In JSF 1.2 app, when users copy/paste something from a Word doc (Windows-1252 encoded), into an input area in our JSF app (UTF-8 encoded by default) while browser encoding is whatever encoding the end-user is using (defaults to what OS they are using(often windows-1252 or ISO), all of the single and double quote characters are stripped from the value stored in the backing bean immediately.
What I have tried to combat this effect:
In the server.xml, in the <connector>
tag I placed URIEncoding="UTF-8"
.
In the <meta>
tag I state charset="UTF-8"
.
In the setter for the backing bean I write convert the string to UTF-8 encoded byte[]
, then convert back to String
. The StringEscapeUtils.unescapeHtml
is supposed to take care of converting HTML entity numbers into proper format, and the replaces handle other representations of ISO and UTF encoding.

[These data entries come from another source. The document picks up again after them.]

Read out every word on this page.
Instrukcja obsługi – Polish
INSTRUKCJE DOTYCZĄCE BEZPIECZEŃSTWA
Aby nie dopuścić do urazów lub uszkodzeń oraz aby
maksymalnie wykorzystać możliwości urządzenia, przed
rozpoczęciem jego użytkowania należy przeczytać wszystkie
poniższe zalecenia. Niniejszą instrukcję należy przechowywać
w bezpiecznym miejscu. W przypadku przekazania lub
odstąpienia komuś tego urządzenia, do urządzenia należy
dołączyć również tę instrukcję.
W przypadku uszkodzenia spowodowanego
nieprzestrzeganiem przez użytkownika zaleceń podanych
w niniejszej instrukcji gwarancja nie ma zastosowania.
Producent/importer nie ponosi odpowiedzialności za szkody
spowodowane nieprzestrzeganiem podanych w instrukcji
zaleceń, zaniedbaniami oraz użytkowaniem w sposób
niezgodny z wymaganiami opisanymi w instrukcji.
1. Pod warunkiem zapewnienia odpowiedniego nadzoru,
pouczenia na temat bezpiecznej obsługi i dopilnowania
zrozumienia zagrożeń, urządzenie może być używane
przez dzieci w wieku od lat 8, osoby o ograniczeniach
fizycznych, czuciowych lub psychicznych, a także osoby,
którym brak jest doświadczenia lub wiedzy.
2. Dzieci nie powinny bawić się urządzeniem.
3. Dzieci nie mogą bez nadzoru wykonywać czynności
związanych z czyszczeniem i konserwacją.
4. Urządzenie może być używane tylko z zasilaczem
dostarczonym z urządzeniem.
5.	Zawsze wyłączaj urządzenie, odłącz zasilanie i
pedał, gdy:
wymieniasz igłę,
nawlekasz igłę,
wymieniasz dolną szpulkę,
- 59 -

public void setInputNoteText(String inputNoteText) throws UnsupportedEncodingException {
byte[] utf8Bytes = inputNoteText.getBytes("UTF8");
String backToStr = new String(utf8Bytes, "UTF8");
String inputNoteUtf8 = backToStr.replace("?" , "•").replace("ï§", "•").replace("ï§" , "•").replace("ÂX" , "•").replace("" , "•").replace("âÂÂ" , "\'").replace("¡¥" , "\'").replace("¡¦" , "\'").replace("¡§" , "\"").replace("¡¨" , "\"").replace("Â", "\'").replace("â" , "\'");
inputNoteUtf8 = StringEscapeUtils.unescapeHtml(backToStr);
this.inputNoteText = inputNoteUtf8;
}
Can I force the user's browser into UTF-8 some way other than what I've tried so far? Or can anyone spot what I need to adjust? I'm running out of ideas.